2 de febrero de 2016

LA HIEDRA

Pocas cosas en la vida me han creado tantos problemas como la hiedra. Sí, esa planta amable, preciosa, que brilla en cuanto la miras, que esconde las vergüenzas arquitectónicas si la riegas, que obedece al corte inmediatamente, que decora y ayuda a respirar en medio de calores sofocantes y que sirve de trampolín a las gotas de agua de los rocíos por la mañana.

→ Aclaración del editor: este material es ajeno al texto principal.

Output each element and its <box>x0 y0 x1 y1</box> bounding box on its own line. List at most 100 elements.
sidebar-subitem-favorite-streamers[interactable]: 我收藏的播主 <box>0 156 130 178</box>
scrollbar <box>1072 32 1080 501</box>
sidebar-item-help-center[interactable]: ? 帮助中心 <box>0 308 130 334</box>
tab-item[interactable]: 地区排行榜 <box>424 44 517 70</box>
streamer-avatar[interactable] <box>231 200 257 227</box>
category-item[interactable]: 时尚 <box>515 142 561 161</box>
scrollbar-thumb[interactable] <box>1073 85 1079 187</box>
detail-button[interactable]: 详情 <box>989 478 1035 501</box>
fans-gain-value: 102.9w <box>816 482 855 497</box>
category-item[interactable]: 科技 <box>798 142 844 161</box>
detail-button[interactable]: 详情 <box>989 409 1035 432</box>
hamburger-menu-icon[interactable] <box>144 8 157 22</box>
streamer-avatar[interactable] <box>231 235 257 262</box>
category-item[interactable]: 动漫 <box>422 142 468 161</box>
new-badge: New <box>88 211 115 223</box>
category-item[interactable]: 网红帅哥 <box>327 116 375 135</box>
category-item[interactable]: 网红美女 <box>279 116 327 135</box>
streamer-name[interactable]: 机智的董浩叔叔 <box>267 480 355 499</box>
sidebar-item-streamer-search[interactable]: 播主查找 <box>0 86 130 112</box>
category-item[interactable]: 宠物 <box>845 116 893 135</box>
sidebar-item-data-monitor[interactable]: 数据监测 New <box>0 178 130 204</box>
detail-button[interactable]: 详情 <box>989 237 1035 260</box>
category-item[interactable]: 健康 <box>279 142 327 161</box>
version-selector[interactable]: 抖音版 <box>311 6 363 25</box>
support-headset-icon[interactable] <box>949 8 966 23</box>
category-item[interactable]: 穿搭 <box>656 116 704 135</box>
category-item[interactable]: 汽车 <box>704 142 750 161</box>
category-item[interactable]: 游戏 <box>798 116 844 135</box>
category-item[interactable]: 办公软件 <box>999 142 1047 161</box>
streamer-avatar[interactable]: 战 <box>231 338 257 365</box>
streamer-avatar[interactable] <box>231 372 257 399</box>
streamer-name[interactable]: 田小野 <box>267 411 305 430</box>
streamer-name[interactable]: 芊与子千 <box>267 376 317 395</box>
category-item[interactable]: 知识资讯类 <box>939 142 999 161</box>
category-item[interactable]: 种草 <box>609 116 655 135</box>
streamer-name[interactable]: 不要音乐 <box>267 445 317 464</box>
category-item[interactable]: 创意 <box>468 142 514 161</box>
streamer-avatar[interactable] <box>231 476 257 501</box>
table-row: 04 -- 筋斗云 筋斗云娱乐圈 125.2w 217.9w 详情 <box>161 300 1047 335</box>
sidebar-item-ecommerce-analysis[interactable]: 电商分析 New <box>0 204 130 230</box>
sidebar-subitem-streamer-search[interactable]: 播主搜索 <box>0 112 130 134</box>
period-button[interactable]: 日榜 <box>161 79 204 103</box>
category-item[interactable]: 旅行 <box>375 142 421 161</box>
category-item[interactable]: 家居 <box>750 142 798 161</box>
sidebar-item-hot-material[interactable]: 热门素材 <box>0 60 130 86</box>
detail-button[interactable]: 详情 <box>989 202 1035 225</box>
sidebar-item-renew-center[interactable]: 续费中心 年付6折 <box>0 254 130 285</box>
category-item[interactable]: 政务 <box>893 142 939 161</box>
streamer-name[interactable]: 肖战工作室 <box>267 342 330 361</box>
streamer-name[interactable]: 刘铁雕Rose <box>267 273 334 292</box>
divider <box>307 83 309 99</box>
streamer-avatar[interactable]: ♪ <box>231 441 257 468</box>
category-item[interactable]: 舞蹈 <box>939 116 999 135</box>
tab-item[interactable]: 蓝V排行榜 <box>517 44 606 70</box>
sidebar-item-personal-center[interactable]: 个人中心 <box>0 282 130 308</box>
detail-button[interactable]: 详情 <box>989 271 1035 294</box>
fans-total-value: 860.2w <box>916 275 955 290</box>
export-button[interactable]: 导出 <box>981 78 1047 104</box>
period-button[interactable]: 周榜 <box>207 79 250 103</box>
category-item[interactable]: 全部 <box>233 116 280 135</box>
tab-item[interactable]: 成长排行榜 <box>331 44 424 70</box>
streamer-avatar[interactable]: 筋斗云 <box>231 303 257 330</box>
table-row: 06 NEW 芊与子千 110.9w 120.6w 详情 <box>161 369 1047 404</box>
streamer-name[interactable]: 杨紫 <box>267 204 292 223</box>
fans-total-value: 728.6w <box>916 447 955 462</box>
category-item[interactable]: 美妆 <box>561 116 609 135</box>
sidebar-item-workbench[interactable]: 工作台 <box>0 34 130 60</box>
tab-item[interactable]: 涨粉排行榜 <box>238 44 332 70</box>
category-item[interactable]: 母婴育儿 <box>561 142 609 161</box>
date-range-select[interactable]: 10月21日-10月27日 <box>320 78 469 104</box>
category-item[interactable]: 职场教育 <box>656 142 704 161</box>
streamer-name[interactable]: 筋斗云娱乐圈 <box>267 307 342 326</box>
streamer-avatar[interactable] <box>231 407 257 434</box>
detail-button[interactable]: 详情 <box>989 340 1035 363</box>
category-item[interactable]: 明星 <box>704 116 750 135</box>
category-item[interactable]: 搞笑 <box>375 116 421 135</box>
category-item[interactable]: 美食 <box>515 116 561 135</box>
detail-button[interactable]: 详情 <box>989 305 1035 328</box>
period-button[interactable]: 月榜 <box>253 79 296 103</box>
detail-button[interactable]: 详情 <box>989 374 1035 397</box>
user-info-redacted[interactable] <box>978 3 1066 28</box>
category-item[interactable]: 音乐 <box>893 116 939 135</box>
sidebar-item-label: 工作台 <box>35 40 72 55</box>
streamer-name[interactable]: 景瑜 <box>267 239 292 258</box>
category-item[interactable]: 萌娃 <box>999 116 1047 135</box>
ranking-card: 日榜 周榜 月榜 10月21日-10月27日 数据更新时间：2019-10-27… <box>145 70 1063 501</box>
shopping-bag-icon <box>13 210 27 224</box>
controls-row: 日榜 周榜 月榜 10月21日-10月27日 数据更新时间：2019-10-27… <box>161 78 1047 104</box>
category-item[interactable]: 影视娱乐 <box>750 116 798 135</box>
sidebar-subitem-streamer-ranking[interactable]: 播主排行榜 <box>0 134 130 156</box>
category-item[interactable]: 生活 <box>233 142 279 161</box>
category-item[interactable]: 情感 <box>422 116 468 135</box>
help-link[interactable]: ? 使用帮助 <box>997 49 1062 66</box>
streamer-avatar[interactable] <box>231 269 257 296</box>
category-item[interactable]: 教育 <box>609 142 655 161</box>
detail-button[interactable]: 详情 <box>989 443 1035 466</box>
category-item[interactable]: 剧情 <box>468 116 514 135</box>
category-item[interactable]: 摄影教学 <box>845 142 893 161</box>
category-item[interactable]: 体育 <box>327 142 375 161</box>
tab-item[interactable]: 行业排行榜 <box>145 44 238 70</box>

La hiedra crece para mis vecinos como un ser amenazador. Es el oscuro refugio de especies peligrosas, de bichos inexplicables, de toda suerte de peligros amenazantes que, protegiéndose entre las hojas, se acercan a los dominios que nunca han de ser rebasados. La hiedra es una forma sibilina de invasión. Me meto en sus casas, arraso con su intimidad, pego la oreja a las hojas y escucho sus secretos. Ordeno a las cucarachas, piojos, pájaros y ratas que se  metan en los predios de los colindantes y que vuelvan y me cuenten lo mal que guisan, lo espantosamente que viven, cómo  son de analfabetos (habitualmente reconocidos como poseedores de "sabiduría popular"), y el odio ancestral que profesan a las plantas que "no dan de comer".
Como llevo días cuidándola, preparándola para que el verano no la arrase, me he dado cuenta de los conflictos que siempre me ha acarreado, pero me da lo mismo. Voy a seguir conviviendo con ella, disfrutando de su frescor, ayudando a las ratas a que caminen entre los huecos que configura en las paredes de piedra de mi jardín, y marcando territorio.
Siempre creo que la incultura es el problema de todo. Ahora sé que parte de culpa del cambio climático lo tiene el poco amor a las plantas. Si además las que están no dan de comer ... apaga y vámonos.